I’m not sure what I thought I would find when I stepped inside the gymnasium the last Saturday night in March. I know that I was hoping to find my sister and enjoy the show–but I considered neither of those very likely given the crowd of people crammed inside the gym and the fact that I hadn’t been to a concert in over five years. As far as concerts go, I had thought that they were over for me–that they had simply become relics of my high school and early college years, along with all the music I had so loved and then lost in the autumn of 2008.
“Depression” was the word I typed into the Google search bar, which lead me to the identically titled Wikipedia article, which helped me to finally understand why I had lost the ability to enjoy anything, why I had no appetite and couldn’t get out of bed, and why the notes of my favorite songs no longer meant anything to me. By the time I lost music altogether I had long since abandoned any pretense of caring about the Christian music scene. Except for a few embarrassingly cheesy Christian CD’s that had initially guided my entrance into the world of music, I was a musical product of Blink-182 and all the pop-punk rock bands and Vans Warped Tours that followed so gloriously in their wake. Rather early on I had decided that Christian music was boring, often corny, and provided hardly any lyrics that I could actually relate to.

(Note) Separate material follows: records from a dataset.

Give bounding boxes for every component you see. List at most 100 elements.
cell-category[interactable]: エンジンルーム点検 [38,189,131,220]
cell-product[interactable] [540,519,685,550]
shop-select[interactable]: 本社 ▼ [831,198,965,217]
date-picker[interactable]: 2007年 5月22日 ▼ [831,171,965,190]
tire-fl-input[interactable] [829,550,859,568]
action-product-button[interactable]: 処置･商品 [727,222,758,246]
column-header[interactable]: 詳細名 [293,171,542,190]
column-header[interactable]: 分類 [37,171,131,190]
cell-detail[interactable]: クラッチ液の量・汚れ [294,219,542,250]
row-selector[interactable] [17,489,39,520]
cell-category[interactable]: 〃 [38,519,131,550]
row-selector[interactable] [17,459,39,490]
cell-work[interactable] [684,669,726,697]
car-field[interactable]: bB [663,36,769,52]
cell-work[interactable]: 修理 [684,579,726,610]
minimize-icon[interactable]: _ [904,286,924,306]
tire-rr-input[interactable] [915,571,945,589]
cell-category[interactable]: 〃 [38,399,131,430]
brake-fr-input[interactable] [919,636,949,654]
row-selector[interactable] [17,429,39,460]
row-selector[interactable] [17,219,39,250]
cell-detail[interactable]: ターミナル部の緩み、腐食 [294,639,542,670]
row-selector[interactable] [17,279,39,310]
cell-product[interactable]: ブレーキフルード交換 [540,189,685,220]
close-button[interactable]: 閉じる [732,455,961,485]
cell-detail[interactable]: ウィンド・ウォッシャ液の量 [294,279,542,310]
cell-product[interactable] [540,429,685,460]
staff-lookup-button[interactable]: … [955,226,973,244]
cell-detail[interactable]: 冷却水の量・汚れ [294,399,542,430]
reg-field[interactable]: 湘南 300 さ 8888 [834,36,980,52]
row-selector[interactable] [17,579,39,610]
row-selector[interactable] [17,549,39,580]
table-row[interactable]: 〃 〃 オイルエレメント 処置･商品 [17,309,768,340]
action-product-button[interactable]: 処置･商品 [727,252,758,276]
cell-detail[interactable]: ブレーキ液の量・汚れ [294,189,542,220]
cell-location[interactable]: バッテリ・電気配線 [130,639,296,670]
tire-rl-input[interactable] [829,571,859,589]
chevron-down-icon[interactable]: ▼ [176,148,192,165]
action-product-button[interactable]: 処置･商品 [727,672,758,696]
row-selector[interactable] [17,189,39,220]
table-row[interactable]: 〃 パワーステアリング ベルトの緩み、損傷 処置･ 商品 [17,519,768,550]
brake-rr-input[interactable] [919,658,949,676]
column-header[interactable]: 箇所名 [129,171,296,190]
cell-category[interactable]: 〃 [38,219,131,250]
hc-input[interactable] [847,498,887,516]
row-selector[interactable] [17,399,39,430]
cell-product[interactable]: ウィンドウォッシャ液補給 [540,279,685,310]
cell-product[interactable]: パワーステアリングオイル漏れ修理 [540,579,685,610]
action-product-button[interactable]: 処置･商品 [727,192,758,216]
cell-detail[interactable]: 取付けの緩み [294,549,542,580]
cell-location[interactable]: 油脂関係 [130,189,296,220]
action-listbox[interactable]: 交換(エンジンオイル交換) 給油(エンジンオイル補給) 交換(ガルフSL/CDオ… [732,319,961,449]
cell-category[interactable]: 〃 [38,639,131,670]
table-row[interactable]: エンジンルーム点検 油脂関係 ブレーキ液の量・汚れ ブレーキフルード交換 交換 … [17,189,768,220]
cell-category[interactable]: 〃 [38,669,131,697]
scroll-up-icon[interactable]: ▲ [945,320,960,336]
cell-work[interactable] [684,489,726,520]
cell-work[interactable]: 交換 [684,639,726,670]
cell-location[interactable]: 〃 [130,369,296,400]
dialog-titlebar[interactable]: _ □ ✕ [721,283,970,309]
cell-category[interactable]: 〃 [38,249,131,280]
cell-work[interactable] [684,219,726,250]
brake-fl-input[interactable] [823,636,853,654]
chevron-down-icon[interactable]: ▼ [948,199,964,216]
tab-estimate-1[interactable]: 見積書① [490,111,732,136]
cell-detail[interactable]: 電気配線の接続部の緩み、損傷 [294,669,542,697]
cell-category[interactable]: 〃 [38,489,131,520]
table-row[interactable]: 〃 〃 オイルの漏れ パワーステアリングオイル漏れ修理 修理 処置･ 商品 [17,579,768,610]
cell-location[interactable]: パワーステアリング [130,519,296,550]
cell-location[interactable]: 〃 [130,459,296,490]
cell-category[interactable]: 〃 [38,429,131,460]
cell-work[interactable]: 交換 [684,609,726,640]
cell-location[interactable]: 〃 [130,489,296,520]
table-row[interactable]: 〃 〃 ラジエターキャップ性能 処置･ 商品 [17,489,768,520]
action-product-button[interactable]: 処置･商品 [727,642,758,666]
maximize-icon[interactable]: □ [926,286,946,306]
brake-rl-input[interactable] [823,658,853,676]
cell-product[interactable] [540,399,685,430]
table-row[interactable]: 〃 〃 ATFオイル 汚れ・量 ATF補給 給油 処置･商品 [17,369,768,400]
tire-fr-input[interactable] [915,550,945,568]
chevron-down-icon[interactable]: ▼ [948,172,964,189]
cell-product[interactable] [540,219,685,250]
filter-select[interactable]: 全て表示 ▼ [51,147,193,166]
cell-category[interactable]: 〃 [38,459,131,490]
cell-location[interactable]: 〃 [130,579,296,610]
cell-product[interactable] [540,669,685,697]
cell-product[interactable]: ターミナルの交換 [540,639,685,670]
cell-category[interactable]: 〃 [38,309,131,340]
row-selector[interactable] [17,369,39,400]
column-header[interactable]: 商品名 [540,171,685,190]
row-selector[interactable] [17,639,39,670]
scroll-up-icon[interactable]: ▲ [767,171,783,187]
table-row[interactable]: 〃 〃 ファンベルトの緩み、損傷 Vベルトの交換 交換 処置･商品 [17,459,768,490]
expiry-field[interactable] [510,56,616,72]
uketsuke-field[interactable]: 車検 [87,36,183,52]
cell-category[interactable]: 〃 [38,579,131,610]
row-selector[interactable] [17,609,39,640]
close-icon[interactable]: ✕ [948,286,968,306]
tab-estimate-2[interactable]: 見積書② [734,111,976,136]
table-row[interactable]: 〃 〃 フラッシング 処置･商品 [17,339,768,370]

Except in the case of one band. Not all the cheesy Christian bands in the world could have kept me away from Relient K. I loved everything about them. The guys were young and cool and relatable. Their songs not only had that light-hearted pop-punk sound of happiness, but were also clever and funny. They never took themselves too seriously, and–most importantly–their lyrics actually provided a narrative of the Christian life that I could relate to. I’ve been listening to Relient K for over 10 years now, and on long car trips I can listen to their albums one after another and hear the story of my own walk with Christ. The lyrics are poignantly human, and speak honestly about the guilt, failure, confusion, and disappointment of living in the reality of our own sinfulness, but they also manage to cling to the hope and joy that come from being loved unconditionally by God. I hear the words of the songs, and know them as my own: “a fallen man’s praise”.
It’s funny what a band can see you through–fascinating, really, the way their music can chart your own growth…map your own life. It’s music that can bring back the subtle nuances of emotions and desires and fears that carried you through the days and months of your life–so that when you hear it: you’re not just in the present, but experiencing the past as well.
So as I said, I’m walking into the gym for a Relient K concert, 10 years after I first started listening to them. Eventually, I find my sister. The music starts and summons memories of high school rebellion and falling in love for the first time; a move across the country that paralleled my transition from childhood to adulthood; and then years spent relearning how to live after a depression that swept the ground from under my feet.
Before I know it, my sister, her roommate, and I are the only girls rushing into a mosh pit filled with tall sweaty guys twice our size, and we are pushing and shoving and dancing and falling over and helping each other up all for the sheer joy of the music and the freedom and the moment. The presence of ten years is with me in that mosh pit, ten years of struggling with God–wondering where He is, and why it’s this way, and who I am and if I’m living it right, and grasping in the dark for bits and pieces of His presence–and as I’m tossed about by the momentum of the music and the moshing, I know this show is my answer. The music plays on, as it has from the beginning, and as Matt Thiessen sings his heart out to lyrics that I know by heart–all I can feel, and think, and know, and experience are God’s faithfulness and His presence. The ten years are all there and God is there in all of them, and He has brought me here–to a place of dancing and happiness and things long dead coming back to life. Joys I once thought dead, or at least irreparably wounded, coming back to me as gifts from a kind hand.
I walk out of the gym two hours later, drenched in sweat, with a bit of a shiner beginning to develop under my right eye where I took an elbow to the face. It is raining. A light, cool rain that washes over us and leaves no doubt of what has happened tonight–a cleansing, and a healing of time itself and of my heart. Water flowing from the sky, from the kind hand that always holds me.